Muscle reinforcement techniques often involve synthetic materials (a mesh prosthesis). The mesh is placed either over the defect (anterior repair) or under the defect (posterior repair). At times staples are used to keep the mesh in place. These mesh repair methods are often called "tension free" repairs because, unlike some suture methods (e.g., Shouldice), muscle is not pulled together under tension. However, this widely used terminology is misleading, as there are many tension-free suture methods that do not use mesh (e.g., Desarda, Guarnieri, Lipton-Estrin, etc.).
Evidence suggests that tension-free methods (with or without mesh) often have lower percentage of recurrences and the fastest recovery period compared to tension suture methods. However, the use of prosthetic mesh appears to have a higher likelihood of causing long-term pain and can also lead to infections.
The frequency of surgical correction ranges from 10 per 100,000 (U.K.) to 28 per 100,000 (U.S.). After elective surgery, the 30-day mortality rate for inguinal or femoral hernia repair stands at 0.1 percent, but it increases to 2.8 to 3.1 percent after urgent surgery.

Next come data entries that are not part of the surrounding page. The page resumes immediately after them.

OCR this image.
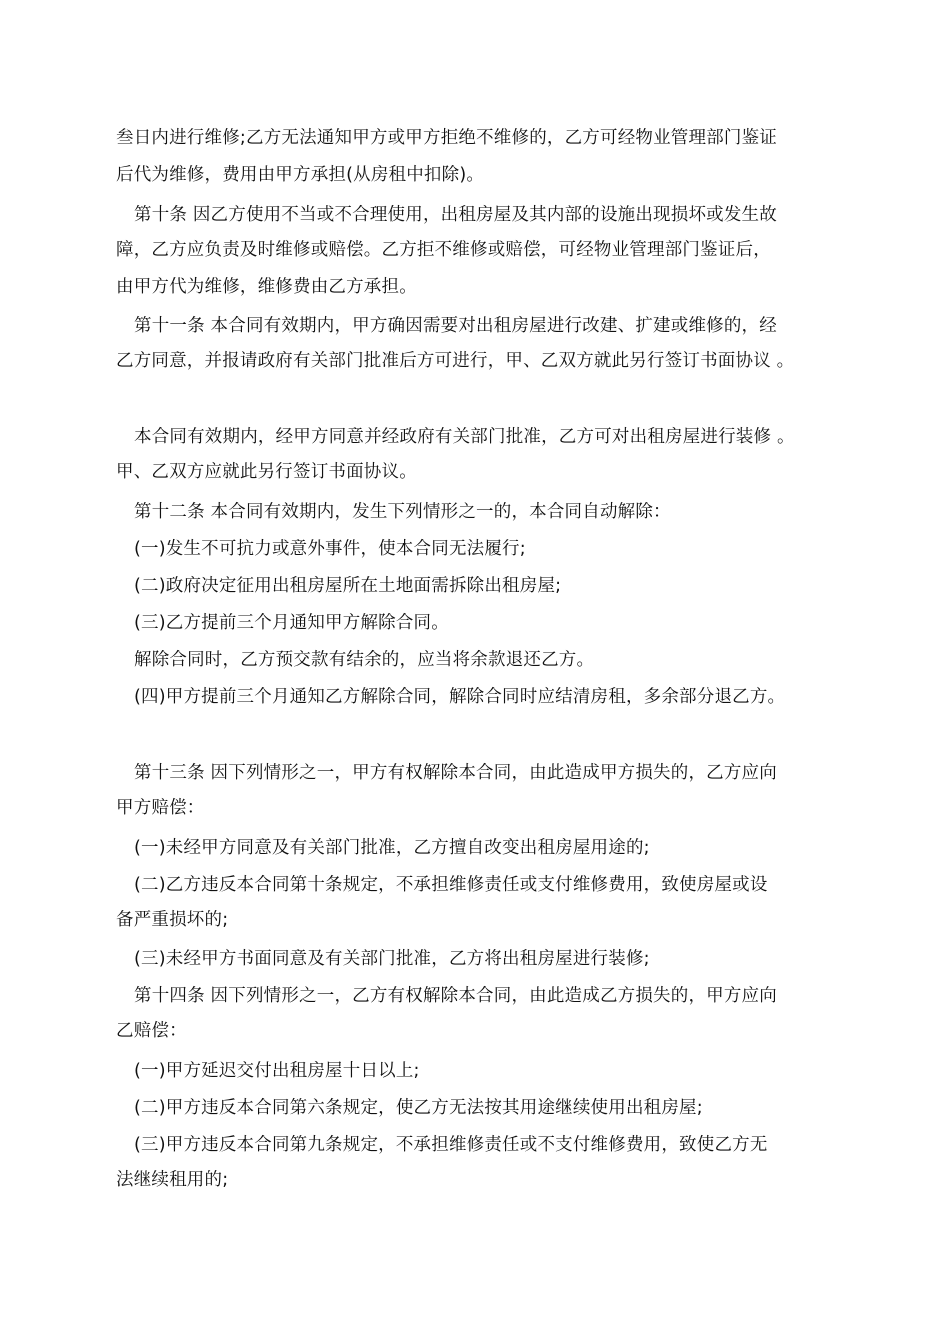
叁日内进行维修;乙方无法通知甲方或甲方拒绝不维修的，乙方可经物业管理部门鉴证
后代为维修，费用由甲方承担(从房租中扣除)。
第十条 因乙方使用不当或不合理使用，出租房屋及其内部的设施出现损坏或发生故
障，乙方应负责及时维修或赔偿。乙方拒不维修或赔偿，可经物业管理部门鉴证后，
由甲方代为维修，维修费由乙方承担。
第十一条 本合同有效期内，甲方确因需要对出租房屋进行改建、扩建或维修的，经
乙方同意，并报请政府有关部门批准后方可进行，甲、乙双方就此另行签订书面协议 。
本合同有效期内，经甲方同意并经政府有关部门批准，乙方可对出租房屋进行装修 。
甲、乙双方应就此另行签订书面协议。
第十二条 本合同有效期内，发生下列情形之一的，本合同自动解除：
(一)发生不可抗力或意外事件，使本合同无法履行;
(二)政府决定征用出租房屋所在土地面需拆除出租房屋;
(三)乙方提前三个月通知甲方解除合同。
解除合同时，乙方预交款有结余的，应当将余款退还乙方。
(四)甲方提前三个月通知乙方解除合同，解除合同时应结清房租，多余部分退乙方。
第十三条 因下列情形之一，甲方有权解除本合同，由此造成甲方损失的，乙方应向
甲方赔偿：
(一)未经甲方同意及有关部门批准，乙方擅自改变出租房屋用途的;
(二)乙方违反本合同第十条规定，不承担维修责任或支付维修费用，致使房屋或设
备严重损坏的;
(三)未经甲方书面同意及有关部门批准，乙方将出租房屋进行装修;
第十四条 因下列情形之一，乙方有权解除本合同，由此造成乙方损失的，甲方应向
乙赔偿：
(一)甲方延迟交付出租房屋十日以上;
(二)甲方违反本合同第六条规定，使乙方无法按其用途继续使用出租房屋;
(三)甲方违反本合同第九条规定，不承担维修责任或不支付维修费用，致使乙方无
法继续租用的;
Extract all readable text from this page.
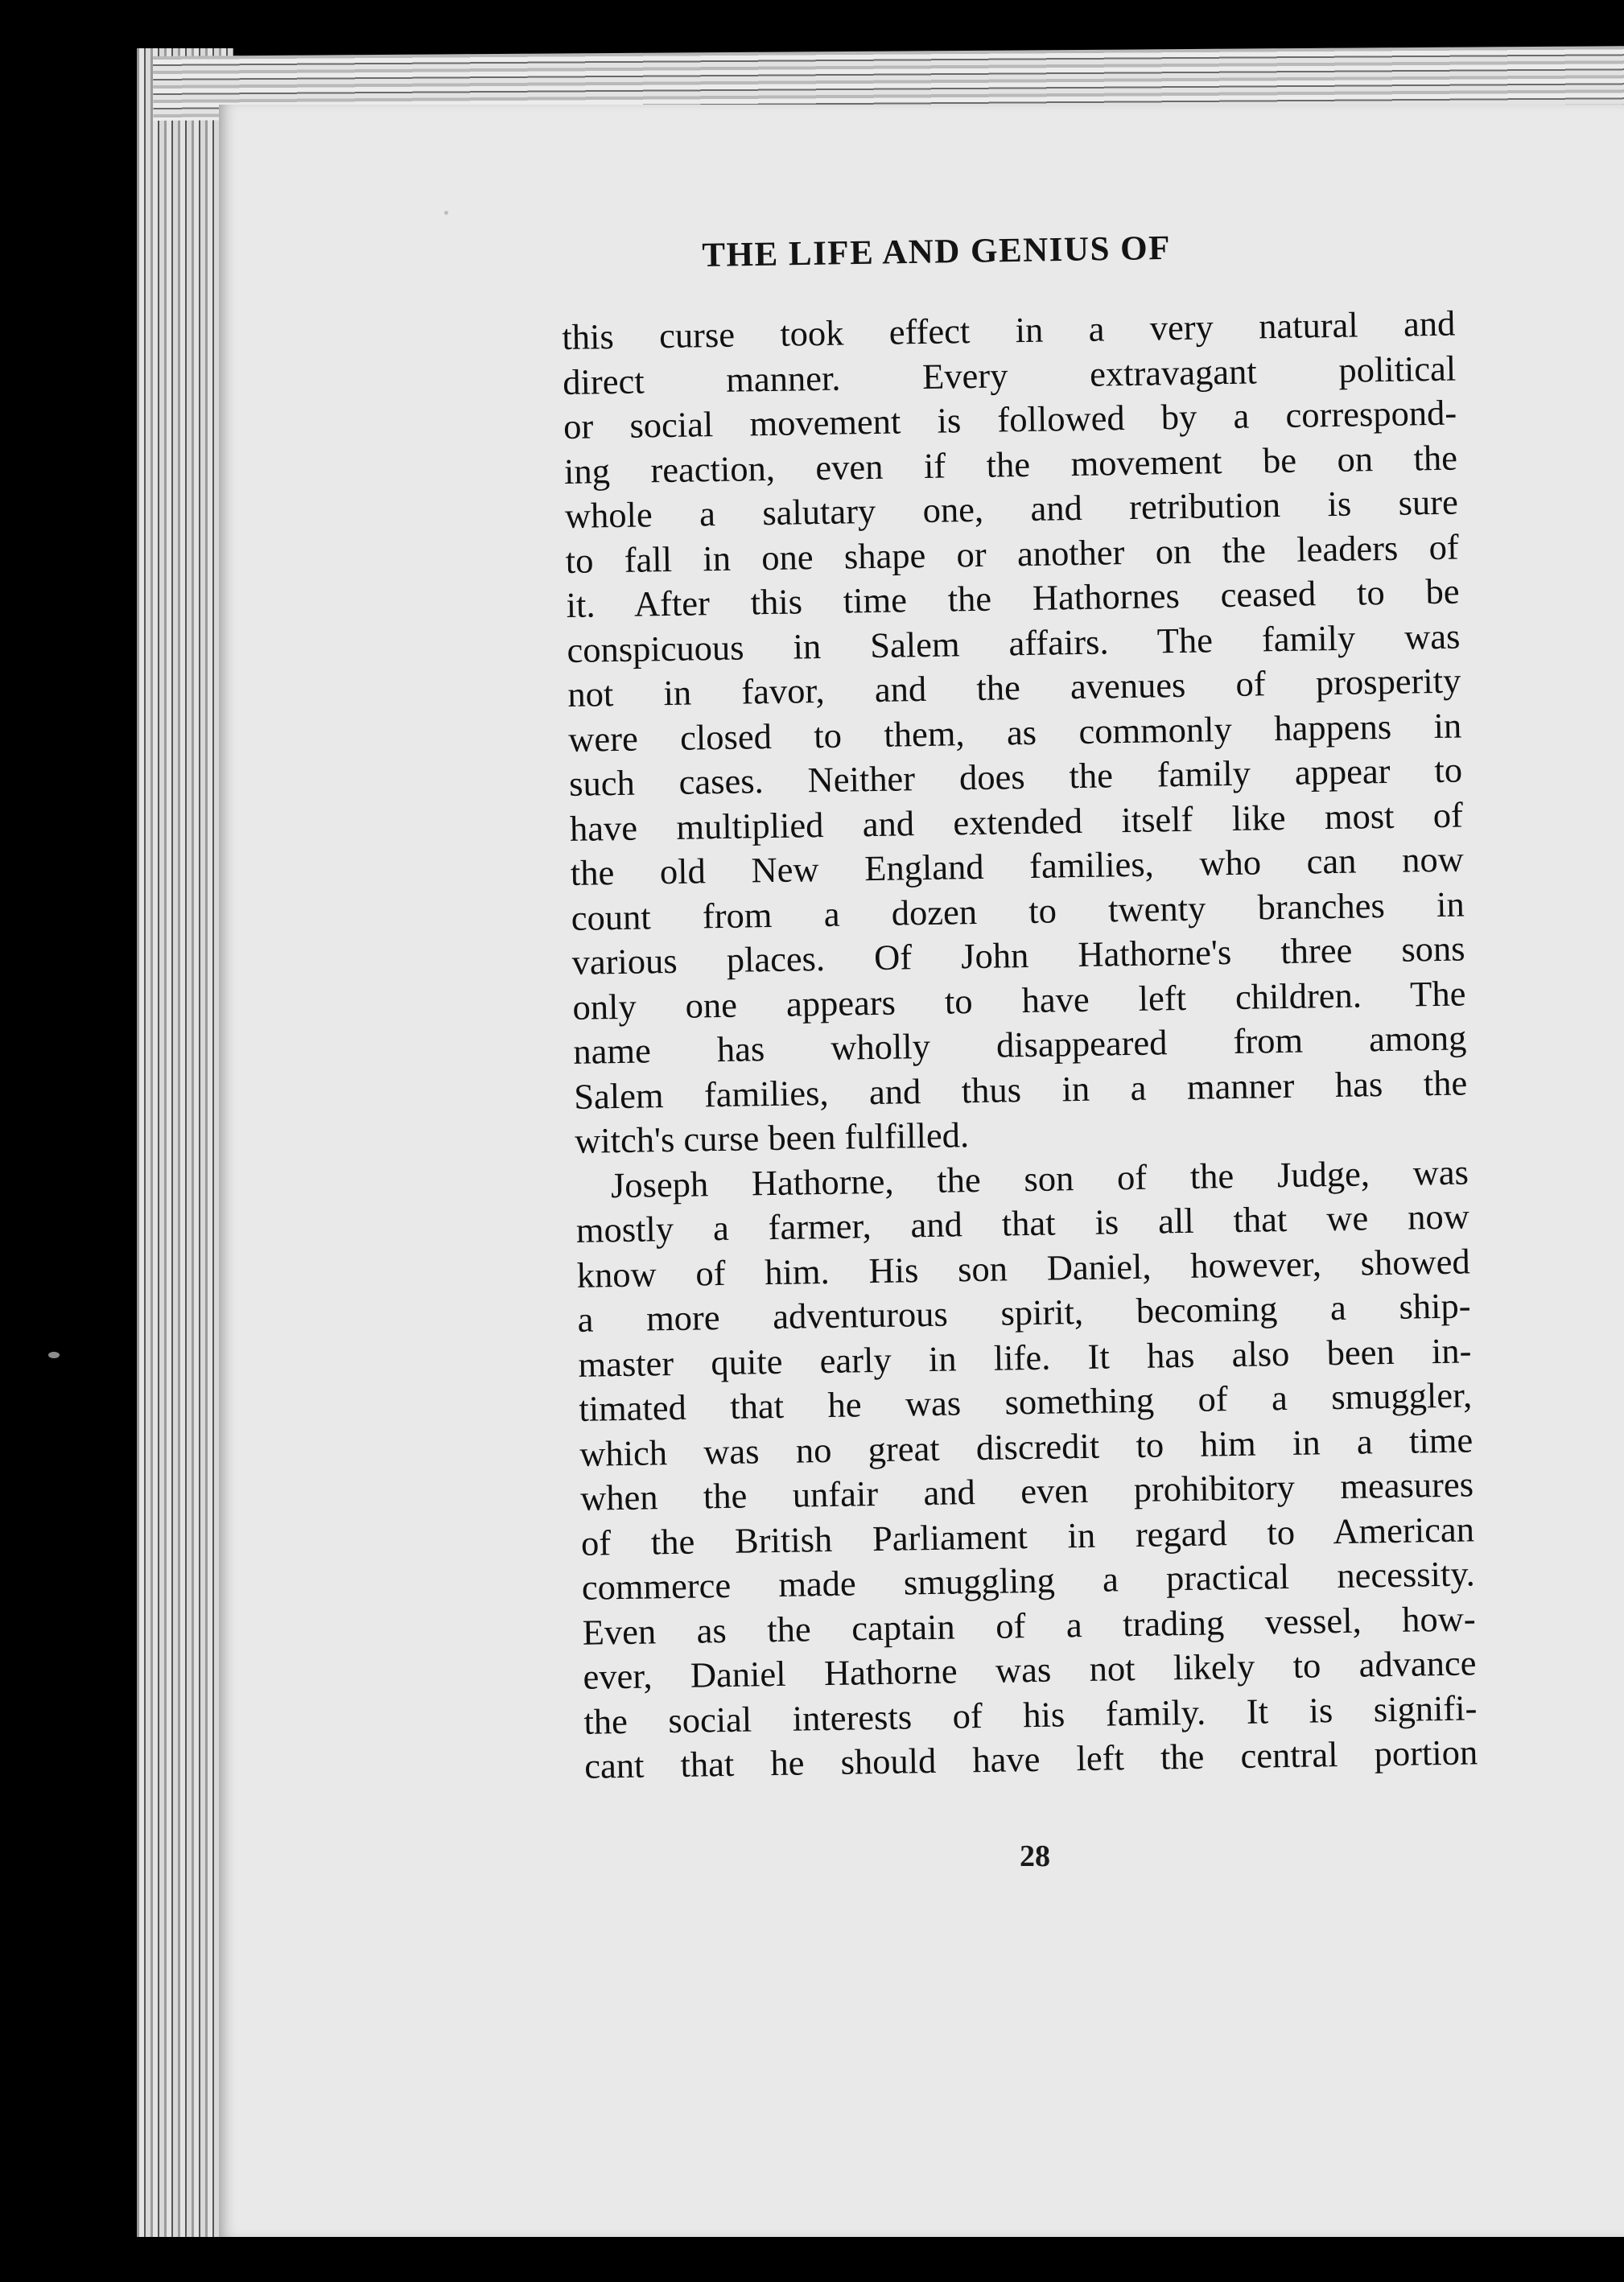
THE LIFE AND GENIUS OF
this curse took effect in a very natural and
direct manner. Every extravagant political
or social movement is followed by a correspond-
ing reaction, even if the movement be on the
whole a salutary one, and retribution is sure
to fall in one shape or another on the leaders of
it. After this time the Hathornes ceased to be
conspicuous in Salem affairs. The family was
not in favor, and the avenues of prosperity
were closed to them, as commonly happens in
such cases. Neither does the family appear to
have multiplied and extended itself like most of
the old New England families, who can now
count from a dozen to twenty branches in
various places. Of John Hathorne's three sons
only one appears to have left children. The
name has wholly disappeared from among
Salem families, and thus in a manner has the
witch's curse been fulfilled.
Joseph Hathorne, the son of the Judge, was
mostly a farmer, and that is all that we now
know of him. His son Daniel, however, showed
a more adventurous spirit, becoming a ship-
master quite early in life. It has also been in-
timated that he was something of a smuggler,
which was no great discredit to him in a time
when the unfair and even prohibitory measures
of the British Parliament in regard to American
commerce made smuggling a practical necessity.
Even as the captain of a trading vessel, how-
ever, Daniel Hathorne was not likely to advance
the social interests of his family. It is signifi-
cant that he should have left the central portion
28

When a bowel resection is part of the hernia repair, the mortality rate is even higher. Older age, femoral hernias, female sex, and urgent repair are identified as other factors linked to a higher risk of mortality.
Some complications from surgery in order of prevalence include a seroma/hematoma formation, urinary retention, neuralgias, testicular pain/swelling, mesh infection/wound infection, and recurrence. A seroma is often seen after an indirect hernia repair and resolves spontaneously over 4–6 weeks. To prevent a seroma it's important to reduce the amount of cutting around the hernia sac where it's connected to the cord structures. Additionally, securely attaching the hernia sac to the pubic bone and creating small openings in the tissue around a direct hernia can help. In cases of heavy bleeding or extensive cutting, certain surgeons may opt to insert a drain. Urinary retention is often seen in elderly patients, these patients can be catheterized prior to surgery if there is a risk. Other complications may arise post-operatively, including rejection of the mesh that is used to repair the hernia. In the event of a mesh rejection, the mesh will very likely need to be removed. Mesh rejection can be detected by obvious, sometimes localized swelling and pain around the mesh area. Continuous discharge from the scar is likely for a while after the mesh has been removed. A surgically treated hernia can lead to complications such as inguinodynia.
Many patients are managed through day surgery centers and are able to return to work within a week or two, though intense activities are prohibited for a longer period. People who have their hernias repaired with mesh often recover within a month, but pain can last longer. Surgical complications may include pain that lasts more than three months, surgical site infections, nerve and blood vessel injuries, injury to nearby organs, and hernia recurrence. Pain that lasts more than three months occurs in about 10% of people following hernia repair.